Yaël semblait lui aussi de bonne humeur. Son sourire ne l'avait pas quitté de la soirée et je l'avais rarement entendu autant rire. Je me demandai si c'était un masque qu'il s'était posé pour la soirée ou s'il était sincère. Il faut dire qu'il avait joué les amoureux transis toute la soirée et que je savais qu'en privé, il n'en était rien. Je décidai de ne pas y penser et de vivre le moment présent. Je n'allais pas me gâcher ce petit bout de bonheur, même s'il était fugace ou faux. Cette proximité me faisait du bien, c'est ce qui importait.
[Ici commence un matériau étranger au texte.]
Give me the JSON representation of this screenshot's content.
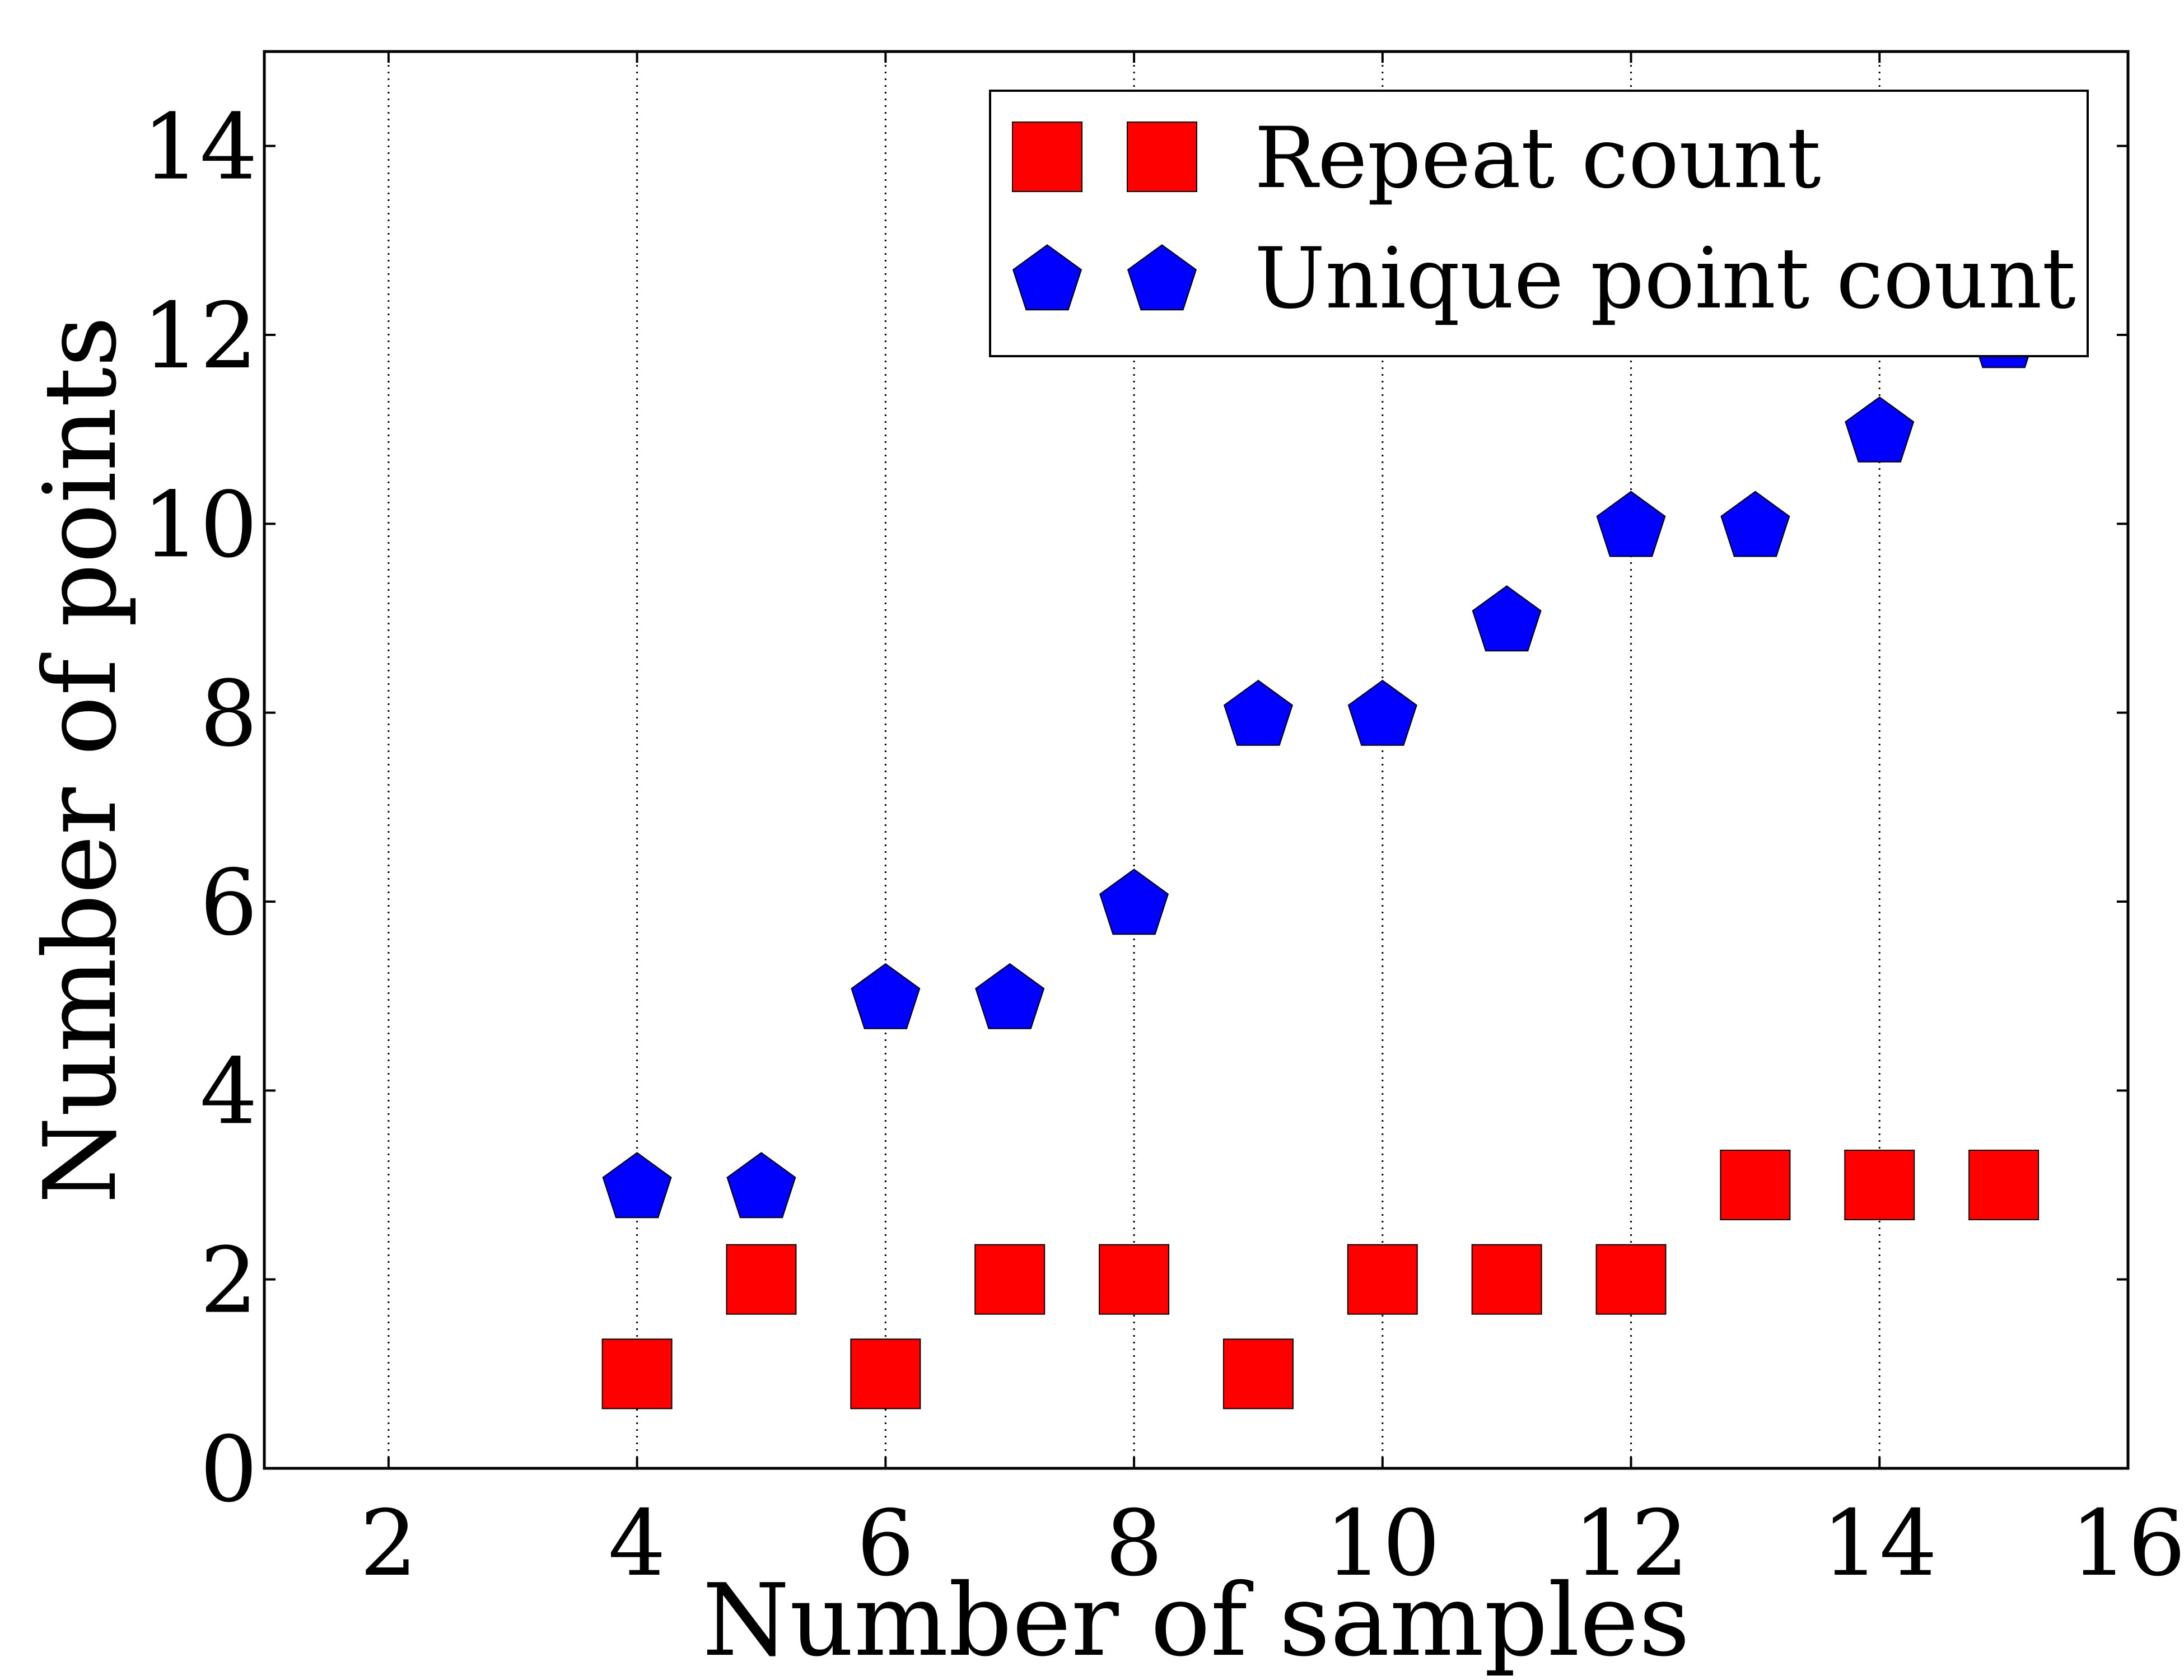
{
  "chart_data": {
    "type": "scatter",
    "title": "",
    "xlabel": "Number of samples",
    "ylabel": "Number of points",
    "xlim": [
      1,
      16
    ],
    "ylim": [
      0,
      15
    ],
    "x_ticks": [
      2,
      4,
      6,
      8,
      10,
      12,
      14,
      16
    ],
    "y_ticks": [
      0,
      2,
      4,
      6,
      8,
      10,
      12,
      14
    ],
    "x_tick_labels": [
      "2",
      "4",
      "6",
      "8",
      "10",
      "12",
      "14",
      "16"
    ],
    "y_tick_labels": [
      "0",
      "2",
      "4",
      "6",
      "8",
      "10",
      "12",
      "14"
    ],
    "grid": {
      "x": true,
      "y": false,
      "style": "dotted"
    },
    "legend": {
      "placement": "top-right"
    },
    "series": [
      {
        "name": "Repeat count",
        "marker": "square",
        "color": "#ff0000",
        "points": [
          {
            "x": 4,
            "y": 1
          },
          {
            "x": 5,
            "y": 2
          },
          {
            "x": 6,
            "y": 1
          },
          {
            "x": 7,
            "y": 2
          },
          {
            "x": 8,
            "y": 2
          },
          {
            "x": 9,
            "y": 1
          },
          {
            "x": 10,
            "y": 2
          },
          {
            "x": 11,
            "y": 2
          },
          {
            "x": 12,
            "y": 2
          },
          {
            "x": 13,
            "y": 3
          },
          {
            "x": 14,
            "y": 3
          },
          {
            "x": 15,
            "y": 3
          }
        ]
      },
      {
        "name": "Unique point count",
        "marker": "pentagon",
        "color": "#0000ff",
        "points": [
          {
            "x": 4,
            "y": 3
          },
          {
            "x": 5,
            "y": 3
          },
          {
            "x": 6,
            "y": 5
          },
          {
            "x": 7,
            "y": 5
          },
          {
            "x": 8,
            "y": 6
          },
          {
            "x": 9,
            "y": 8
          },
          {
            "x": 10,
            "y": 8
          },
          {
            "x": 11,
            "y": 9
          },
          {
            "x": 12,
            "y": 10
          },
          {
            "x": 13,
            "y": 10
          },
          {
            "x": 14,
            "y": 11
          },
          {
            "x": 15,
            "y": 12
          }
        ]
      }
    ]
  }
}
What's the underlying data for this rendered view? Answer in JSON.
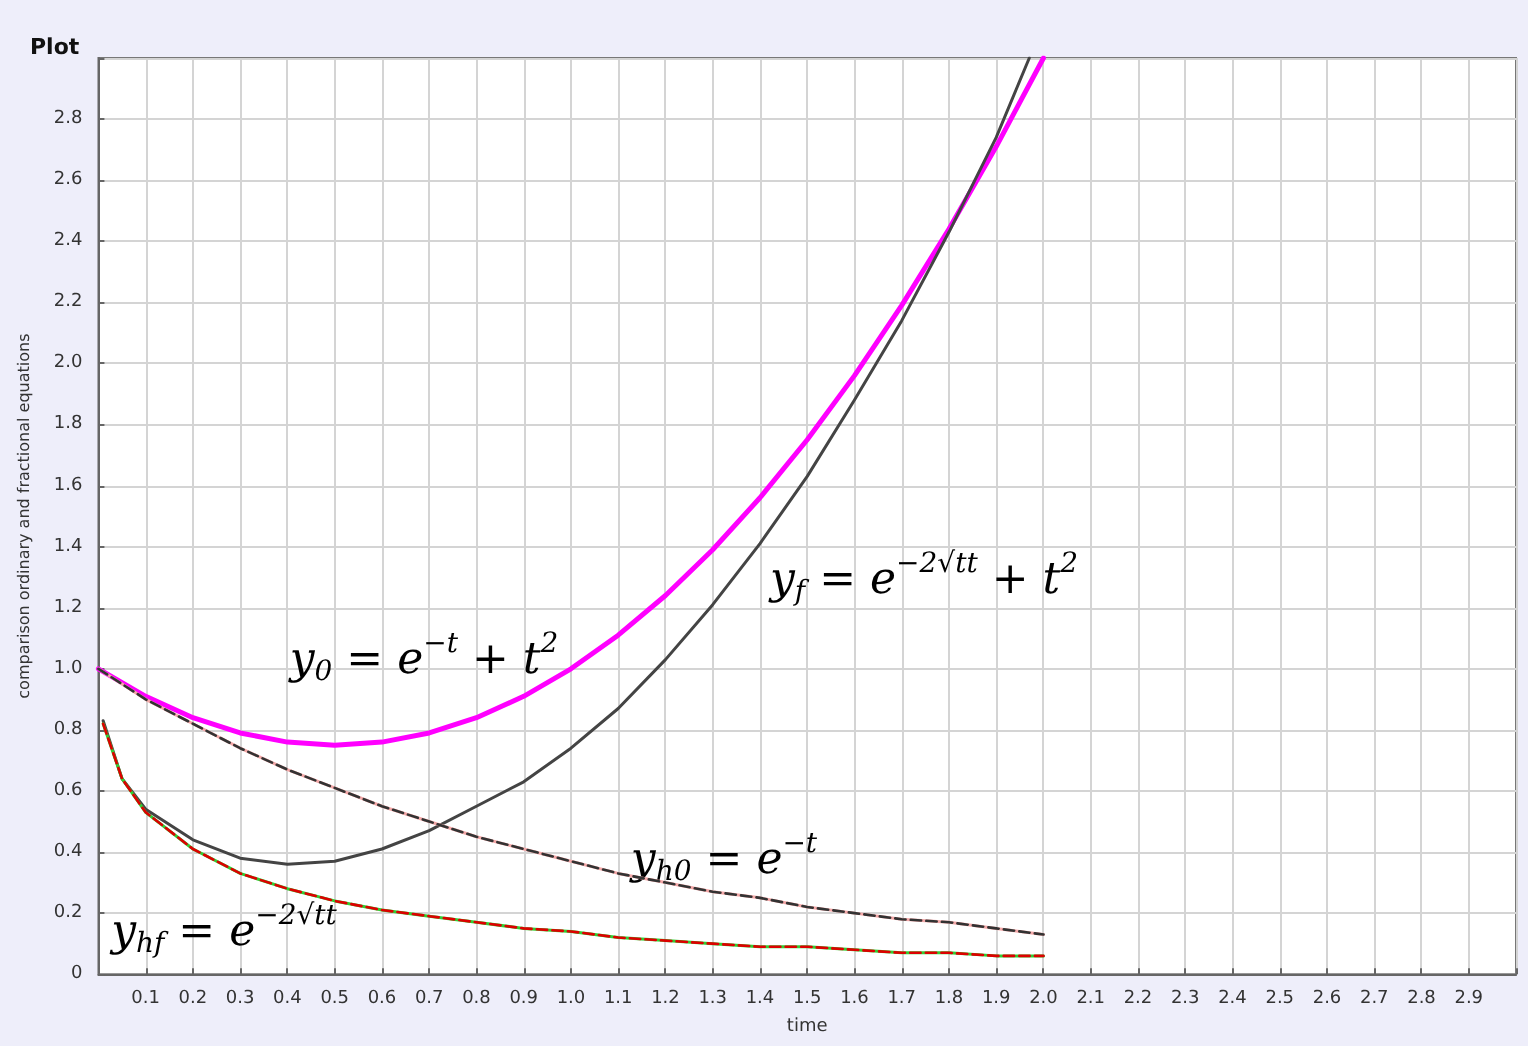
{
  "chart_data": {
    "type": "line",
    "title": "Plot",
    "xlabel": "time",
    "ylabel": "comparison ordinary and fractional equations",
    "series": [
      {
        "color": "#ff00ff",
        "x": [
          0,
          0.1,
          0.2,
          0.3,
          0.4,
          0.5,
          0.6,
          0.7,
          0.8,
          0.9,
          1.0,
          1.1,
          1.2,
          1.3,
          1.4,
          1.5,
          1.6,
          1.7,
          1.8,
          1.9,
          2.0
        ],
        "values": [
          1.0,
          0.91,
          0.84,
          0.79,
          0.76,
          0.75,
          0.76,
          0.79,
          0.84,
          0.91,
          1.0,
          1.11,
          1.24,
          1.39,
          1.56,
          1.75,
          1.96,
          2.19,
          2.44,
          2.71,
          3.0
        ]
      },
      {
        "color": "#444444",
        "x": [
          0.01,
          0.05,
          0.1,
          0.2,
          0.3,
          0.4,
          0.5,
          0.6,
          0.7,
          0.8,
          0.9,
          1.0,
          1.1,
          1.2,
          1.3,
          1.4,
          1.5,
          1.6,
          1.7,
          1.8,
          1.9,
          1.97
        ],
        "values": [
          0.83,
          0.64,
          0.54,
          0.44,
          0.38,
          0.36,
          0.37,
          0.41,
          0.47,
          0.55,
          0.63,
          0.74,
          0.87,
          1.03,
          1.21,
          1.41,
          1.63,
          1.88,
          2.14,
          2.43,
          2.74,
          3.0
        ]
      },
      {
        "color": "#f4a8a8",
        "x": [
          0,
          0.1,
          0.2,
          0.3,
          0.4,
          0.5,
          0.6,
          0.7,
          0.8,
          0.9,
          1.0,
          1.1,
          1.2,
          1.3,
          1.4,
          1.5,
          1.6,
          1.7,
          1.8,
          1.9,
          2.0
        ],
        "values": [
          1.0,
          0.9,
          0.82,
          0.74,
          0.67,
          0.61,
          0.55,
          0.5,
          0.45,
          0.41,
          0.37,
          0.33,
          0.3,
          0.27,
          0.25,
          0.22,
          0.2,
          0.18,
          0.17,
          0.15,
          0.13
        ]
      },
      {
        "color": "#333333",
        "line_style": "dashed",
        "x": [
          0,
          0.1,
          0.2,
          0.3,
          0.4,
          0.5,
          0.6,
          0.7,
          0.8,
          0.9,
          1.0,
          1.1,
          1.2,
          1.3,
          1.4,
          1.5,
          1.6,
          1.7,
          1.8,
          1.9,
          2.0
        ],
        "values": [
          1.0,
          0.9,
          0.82,
          0.74,
          0.67,
          0.61,
          0.55,
          0.5,
          0.45,
          0.41,
          0.37,
          0.33,
          0.3,
          0.27,
          0.25,
          0.22,
          0.2,
          0.18,
          0.17,
          0.15,
          0.13
        ]
      },
      {
        "color": "#33cc33",
        "x": [
          0.01,
          0.05,
          0.1,
          0.2,
          0.3,
          0.4,
          0.5,
          0.6,
          0.7,
          0.8,
          0.9,
          1.0,
          1.1,
          1.2,
          1.3,
          1.4,
          1.5,
          1.6,
          1.7,
          1.8,
          1.9,
          2.0
        ],
        "values": [
          0.82,
          0.64,
          0.53,
          0.41,
          0.33,
          0.28,
          0.24,
          0.21,
          0.19,
          0.17,
          0.15,
          0.14,
          0.12,
          0.11,
          0.1,
          0.09,
          0.09,
          0.08,
          0.07,
          0.07,
          0.06,
          0.06
        ]
      },
      {
        "color": "#dd0000",
        "line_style": "dashed",
        "x": [
          0.01,
          0.05,
          0.1,
          0.2,
          0.3,
          0.4,
          0.5,
          0.6,
          0.7,
          0.8,
          0.9,
          1.0,
          1.1,
          1.2,
          1.3,
          1.4,
          1.5,
          1.6,
          1.7,
          1.8,
          1.9,
          2.0
        ],
        "values": [
          0.82,
          0.64,
          0.53,
          0.41,
          0.33,
          0.28,
          0.24,
          0.21,
          0.19,
          0.17,
          0.15,
          0.14,
          0.12,
          0.11,
          0.1,
          0.09,
          0.09,
          0.08,
          0.07,
          0.07,
          0.06,
          0.06
        ]
      }
    ],
    "annotations": [
      "y$_{0}$ = e$^{−t}$ + t$^{2}$",
      "y$_{f}$ = e$^{−2√tt}$ + t$^{2}$",
      "y$_{h0}$ = e$^{−t}$",
      "y$_{hf}$ = e$^{−2√tt}$"
    ],
    "xlim": [
      0,
      3
    ],
    "ylim": [
      0,
      3
    ],
    "xticks": [
      {
        "value": 0,
        "label": null
      },
      0.1,
      0.2,
      0.3,
      0.4,
      0.5,
      0.6,
      0.7,
      0.8,
      0.9,
      {
        "value": 1,
        "label": "1.0"
      },
      1.1,
      1.2,
      1.3,
      1.4,
      1.5,
      1.6,
      1.7,
      1.8,
      1.9,
      {
        "value": 2,
        "label": "2.0"
      },
      2.1,
      2.2,
      2.3,
      2.4,
      2.5,
      2.6,
      2.7,
      2.8,
      2.9,
      {
        "value": 3,
        "label": null
      }
    ],
    "yticks": [
      0,
      0.2,
      0.4,
      0.6,
      0.8,
      {
        "value": 1,
        "label": "1.0"
      },
      1.2,
      1.4,
      1.6,
      1.8,
      {
        "value": 2,
        "label": "2.0"
      },
      2.2,
      2.4,
      2.6,
      2.8,
      {
        "value": 3,
        "label": null
      }
    ],
    "grid": true,
    "marker": "none"
  }
}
Lorsque le bal débuta, il m'invita aussitôt à danser. Je ne savais pas s'il était prévu que l'on ouvre le bal ou quelque chose de ce genre, mais au regard du nombre d'astréiens qui s'étaient déjà rassemblés sur la piste, je me dis que non et retombai dans mon insouciance. Je les oubliai tous rapidement et j'avais, encore une fois, la sensation qu'il n'y avait plus que Yaël et moi. Je m'évertuai à m'abriter dans notre bulle auréolée pour nous isoler et tout oublier. La chaleur de Yaël m'avait tellement manqué. Je pris une réelle bouffée d'oxygène dans ses bras.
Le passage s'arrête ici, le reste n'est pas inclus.